Mans face looking into camera on book cover of The Incredible Here and Now by Felicity Castagna

 

JUDGES' COMMENTS

The Incredible Here and Now might be a book about the demonized and the stereotyped, about powerlessness and the hidden injuries of class. It might be a book about protest masculinity and the senseless, foolish, sometimes dangerous things young men do to compensate for the experience of marginalization. It might be a book about death and grief, or a book about the excruciating and exhilarating awkwardness of first love. In fact, The Incredible Here and Now is about all these things.
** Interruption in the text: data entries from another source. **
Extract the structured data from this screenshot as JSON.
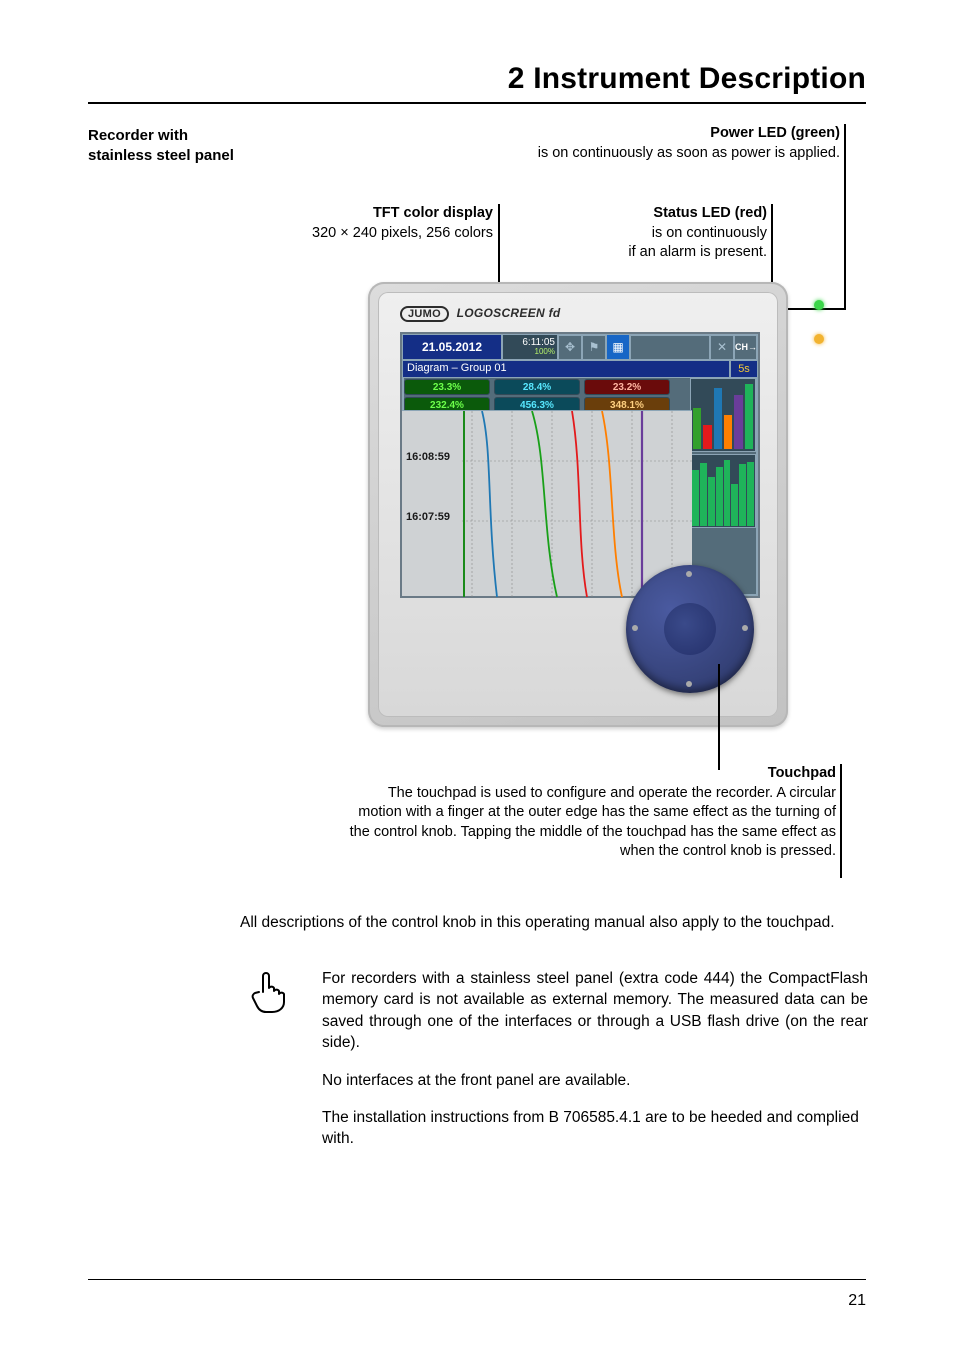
{
  "header": {
    "chapter_title": "2 Instrument Description"
  },
  "sidelabel": "Recorder with stainless steel panel",
  "callouts": {
    "power_led": {
      "title": "Power LED (green)",
      "text": "is on continuously as soon as power is applied."
    },
    "tft": {
      "title": "TFT color display",
      "text": "320 × 240 pixels, 256 colors"
    },
    "status_led": {
      "title": "Status LED (red)",
      "text_l1": "is on continuously",
      "text_l2": "if an alarm is present."
    },
    "touchpad": {
      "title": "Touchpad",
      "text": "The touchpad is used to configure and operate the recorder. A circular motion with a finger at the outer edge has the same effect as the turning of the con­trol knob. Tapping the middle of the touchpad has the same effect as when the control knob is pressed."
    }
  },
  "device": {
    "brand_logo": "JUMO",
    "brand_model": "LOGOSCREEN fd",
    "screen": {
      "date": "21.05.2012",
      "time": "6:11:05",
      "battery": "100%",
      "group_label": "Diagram – Group 01",
      "refresh": "5s",
      "values_row1": [
        "23.3%",
        "28.4%",
        "23.2%"
      ],
      "values_row2": [
        "232.4%",
        "456.3%",
        "348.1%"
      ],
      "time1": "16:08:59",
      "time2": "16:07:59"
    }
  },
  "body": {
    "para1": "All descriptions of the control knob in this operating manual also apply to the touchpad.",
    "note_p1": "For recorders with a stainless steel panel (extra code 444) the CompactFlash memory card is not available as external memory. The measured data can be saved through one of the interfaces or through a USB flash drive (on the rear side).",
    "note_p2": "No interfaces at the front panel are available.",
    "note_p3": "The installation instructions from B 706585.4.1 are to be heeded and complied with."
  },
  "page_number": "21"
}
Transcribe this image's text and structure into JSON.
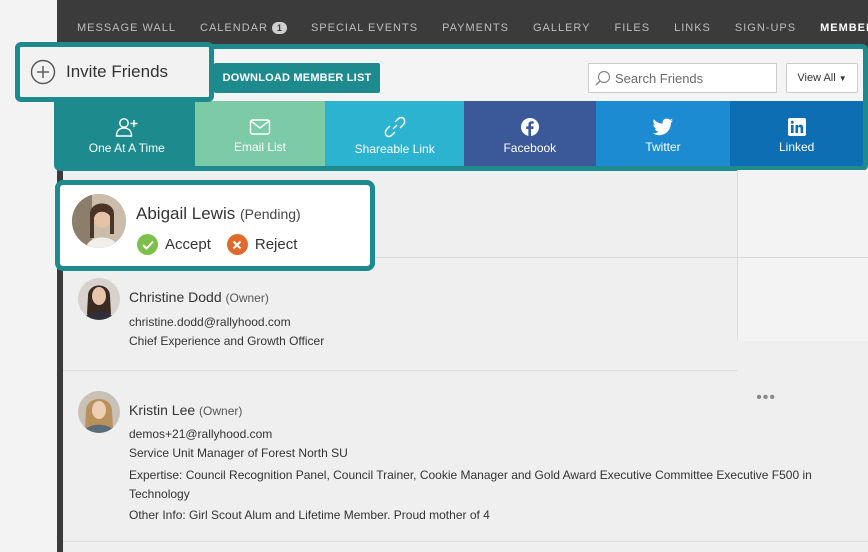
{
  "nav": {
    "items": [
      {
        "label": "MESSAGE WALL"
      },
      {
        "label": "CALENDAR",
        "badge": "1"
      },
      {
        "label": "SPECIAL EVENTS"
      },
      {
        "label": "PAYMENTS"
      },
      {
        "label": "GALLERY"
      },
      {
        "label": "FILES"
      },
      {
        "label": "LINKS"
      },
      {
        "label": "SIGN-UPS"
      },
      {
        "label": "MEMBERS",
        "active": true
      }
    ]
  },
  "invite": {
    "label": "Invite Friends",
    "icon": "plus-circle-icon"
  },
  "toolbar": {
    "download_label": "DOWNLOAD MEMBER LIST",
    "search_placeholder": "Search Friends",
    "view_all_label": "View All"
  },
  "invite_tiles": [
    {
      "label": "One At A Time",
      "icon": "add-person-icon",
      "color": "#1d8b8d"
    },
    {
      "label": "Email List",
      "icon": "envelope-icon",
      "color": "#7ccaa6"
    },
    {
      "label": "Shareable Link",
      "icon": "link-icon",
      "color": "#2bb3cf"
    },
    {
      "label": "Facebook",
      "icon": "facebook-icon",
      "color": "#3b5998"
    },
    {
      "label": "Twitter",
      "icon": "twitter-icon",
      "color": "#1d8bd2"
    },
    {
      "label": "Linked",
      "icon": "linkedin-icon",
      "color": "#0e6eb4"
    }
  ],
  "pending": {
    "name": "Abigail Lewis",
    "status": "(Pending)",
    "accept_label": "Accept",
    "reject_label": "Reject"
  },
  "members": [
    {
      "name": "Christine Dodd",
      "role": "(Owner)",
      "lines": [
        "christine.dodd@rallyhood.com",
        "Chief Experience and Growth Officer"
      ]
    },
    {
      "name": "Kristin Lee",
      "role": "(Owner)",
      "lines": [
        "demos+21@rallyhood.com",
        "Service Unit Manager of Forest North SU",
        "Expertise: Council Recognition Panel, Council Trainer, Cookie Manager and Gold Award Executive Committee Executive F500 in",
        "Technology",
        "Other Info: Girl Scout Alum and Lifetime Member. Proud mother of 4"
      ],
      "more_label": "•••"
    }
  ],
  "colors": {
    "accent": "#1d8b8d",
    "accept": "#7cc04b",
    "reject": "#e06a2b",
    "nav_bg": "#3b3b3b"
  }
}
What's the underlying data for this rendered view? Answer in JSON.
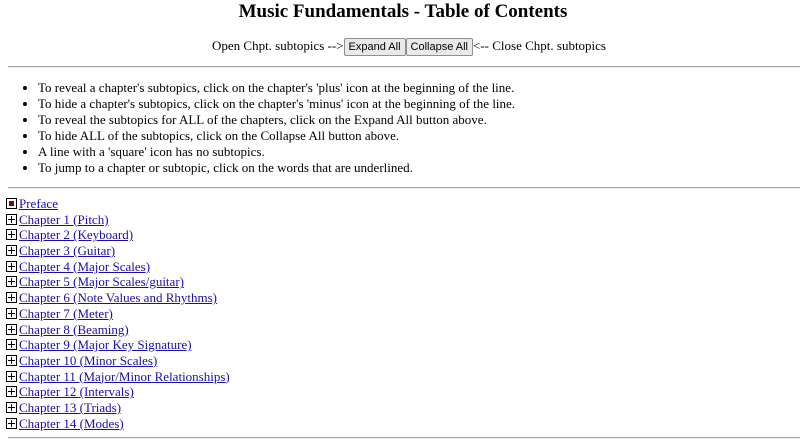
{
  "page": {
    "title": "Music Fundamentals - Table of Contents"
  },
  "controls": {
    "open_label": "Open Chpt. subtopics -->",
    "expand_label": "Expand All",
    "collapse_label": "Collapse All",
    "close_label": "<-- Close Chpt. subtopics"
  },
  "instructions": [
    "To reveal a chapter's subtopics, click on the chapter's 'plus' icon at the beginning of the line.",
    "To hide a chapter's subtopics, click on the chapter's 'minus' icon at the beginning of the line.",
    "To reveal the subtopics for ALL of the chapters, click on the Expand All button above.",
    "To hide ALL of the subtopics, click on the Collapse All button above.",
    "A line with a 'square' icon has no subtopics.",
    "To jump to a chapter or subtopic, click on the words that are underlined."
  ],
  "toc": [
    {
      "label": "Preface",
      "icon": "square-icon"
    },
    {
      "label": "Chapter 1 (Pitch)",
      "icon": "plus-icon"
    },
    {
      "label": "Chapter 2 (Keyboard)",
      "icon": "plus-icon"
    },
    {
      "label": "Chapter 3 (Guitar)",
      "icon": "plus-icon"
    },
    {
      "label": "Chapter 4 (Major Scales)",
      "icon": "plus-icon"
    },
    {
      "label": "Chapter 5 (Major Scales/guitar)",
      "icon": "plus-icon"
    },
    {
      "label": "Chapter 6 (Note Values and Rhythms)",
      "icon": "plus-icon"
    },
    {
      "label": "Chapter 7 (Meter)",
      "icon": "plus-icon"
    },
    {
      "label": "Chapter 8 (Beaming)",
      "icon": "plus-icon"
    },
    {
      "label": "Chapter 9 (Major Key Signature)",
      "icon": "plus-icon"
    },
    {
      "label": "Chapter 10 (Minor Scales)",
      "icon": "plus-icon"
    },
    {
      "label": "Chapter 11 (Major/Minor Relationships)",
      "icon": "plus-icon"
    },
    {
      "label": "Chapter 12 (Intervals)",
      "icon": "plus-icon"
    },
    {
      "label": "Chapter 13 (Triads)",
      "icon": "plus-icon"
    },
    {
      "label": "Chapter 14 (Modes)",
      "icon": "plus-icon"
    }
  ],
  "colors": {
    "link": "#1a0dab",
    "square_fill": "#8b0000"
  }
}
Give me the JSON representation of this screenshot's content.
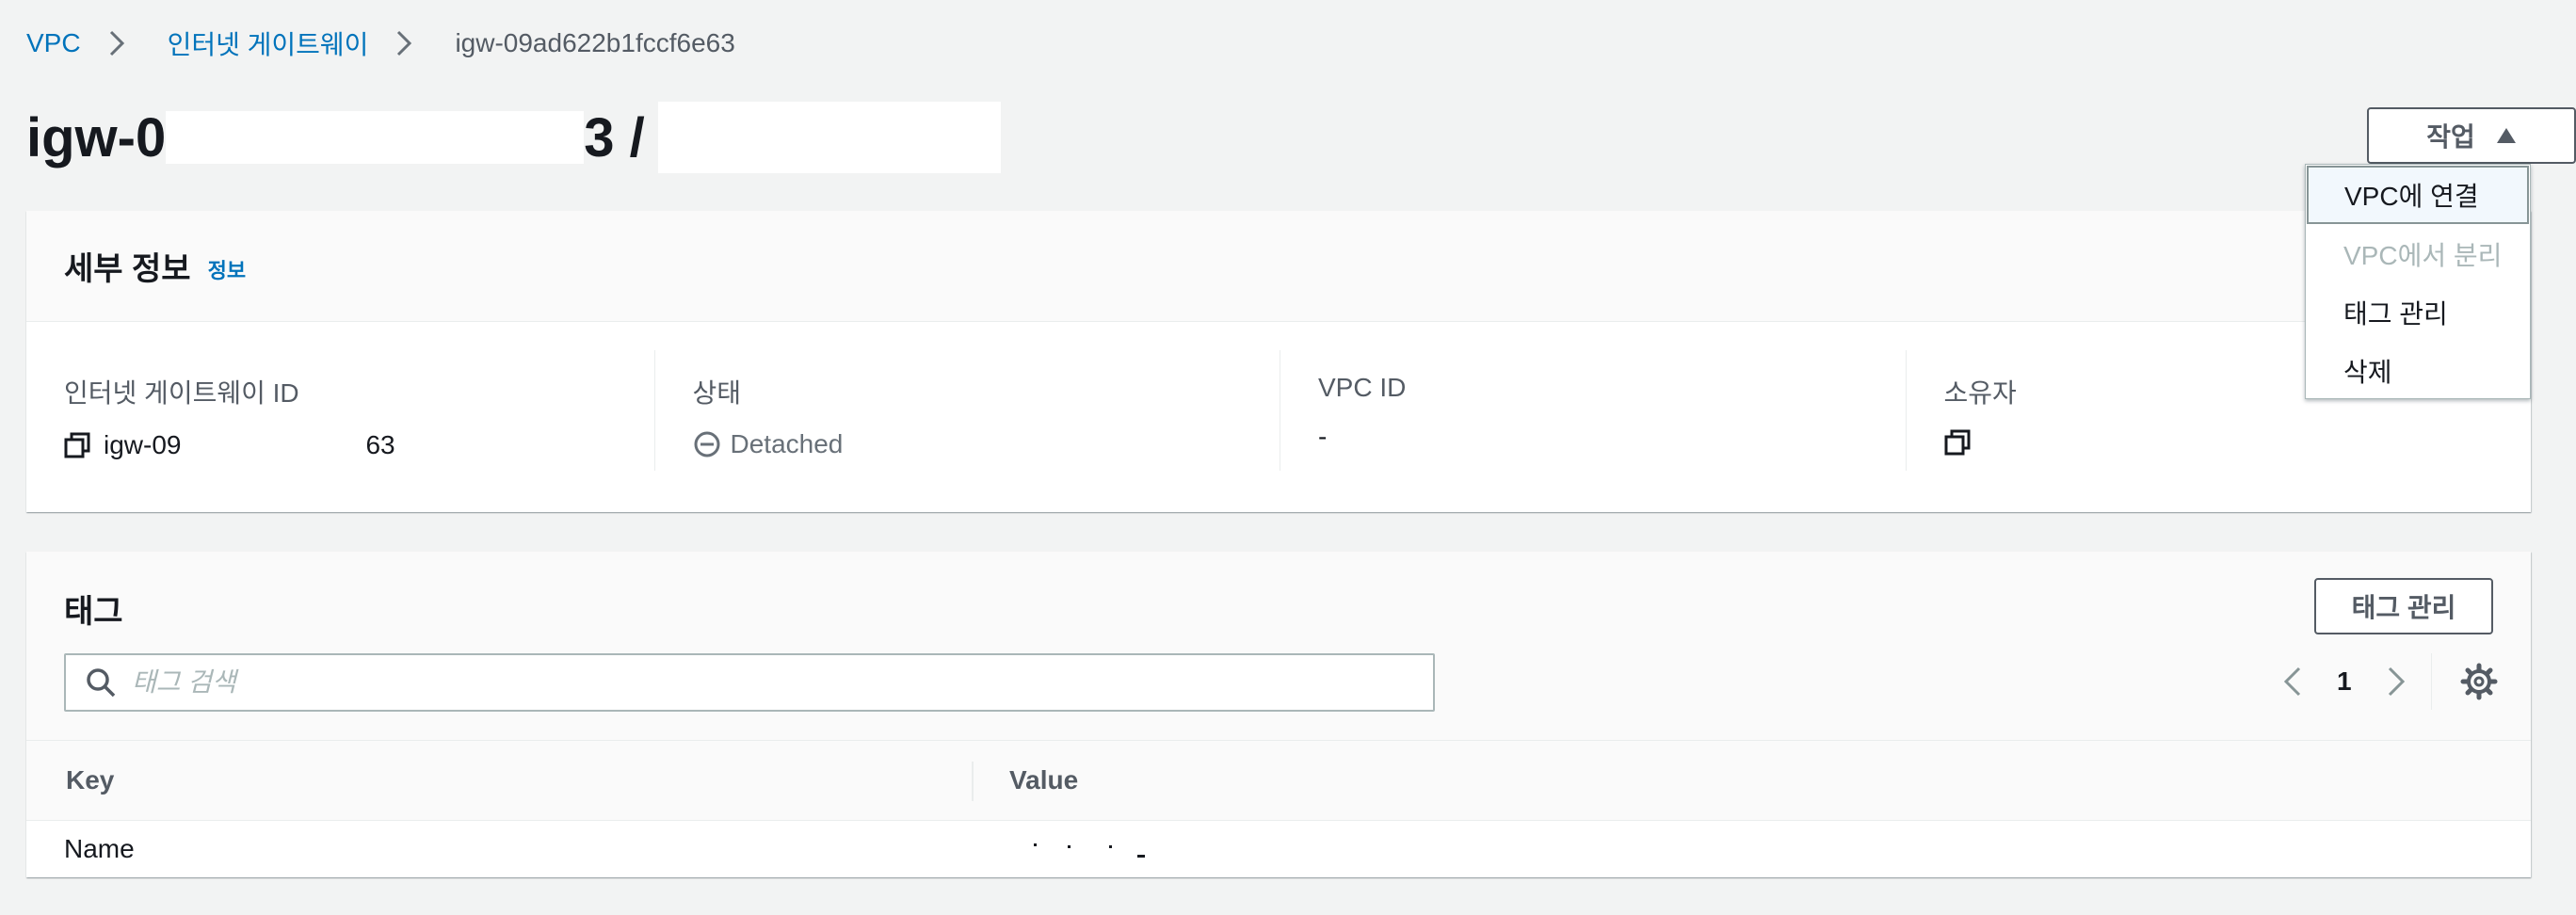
{
  "breadcrumb": {
    "items": [
      {
        "label": "VPC"
      },
      {
        "label": "인터넷 게이트웨이"
      },
      {
        "label": "igw-09ad622b1fccf6e63"
      }
    ]
  },
  "header": {
    "title_prefix": "igw-0",
    "title_suffix": "3 /",
    "actions_label": "작업"
  },
  "actions_menu": {
    "items": [
      {
        "label": "VPC에 연결",
        "state": "highlighted"
      },
      {
        "label": "VPC에서 분리",
        "state": "disabled"
      },
      {
        "label": "태그 관리",
        "state": "enabled"
      },
      {
        "label": "삭제",
        "state": "enabled"
      }
    ]
  },
  "details": {
    "title": "세부 정보",
    "info_link": "정보",
    "fields": [
      {
        "label": "인터넷 게이트웨이 ID",
        "value_prefix": "igw-09",
        "value_suffix": "63",
        "icon": "copy-icon"
      },
      {
        "label": "상태",
        "value": "Detached",
        "icon": "minus-circle-icon"
      },
      {
        "label": "VPC ID",
        "value": "-"
      },
      {
        "label": "소유자",
        "value": "",
        "icon": "copy-icon"
      }
    ]
  },
  "tags": {
    "title": "태그",
    "manage_label": "태그 관리",
    "search_placeholder": "태그 검색",
    "current_page": "1",
    "columns": {
      "key": "Key",
      "value": "Value"
    },
    "rows": [
      {
        "key": "Name",
        "value": ""
      }
    ]
  },
  "colors": {
    "link": "#0073bb",
    "background": "#f2f3f3",
    "text": "#16191f",
    "muted": "#545b64",
    "disabled": "#aab7b8"
  }
}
In the summer he turns 15, Michael’s world threatens to implode when his ‘invincible’ older brother dies. Grief-stricken, bored, aimless and confused, Michael seeks refuge in the streets, sites and people of his home, Western Sydney. It would have been easy to stray into melodrama or sentimentality, but The Incredible Here and Now pulls back just enough to allow Castagna to deliver a confident and well-controlled story. Elegantly crafted as a series of vignettes, Castagna’s writing is bold, compassionate and visceral. Her characters are real and flawed, and linger long after one has turned the final page. But it is Western Sydney that perhaps leaves the most memorable impression on the reader. Vividly portrayed – ‘an everywhere-people kind of place’ – Castagna humanizes a place where ‘those who don’t know any better drive through the neighbourhood and lock their doors’. It is in the West where Michael ultimately finds hope, resilience and love, learning that ‘you can’t go back. There’s only moving forward’.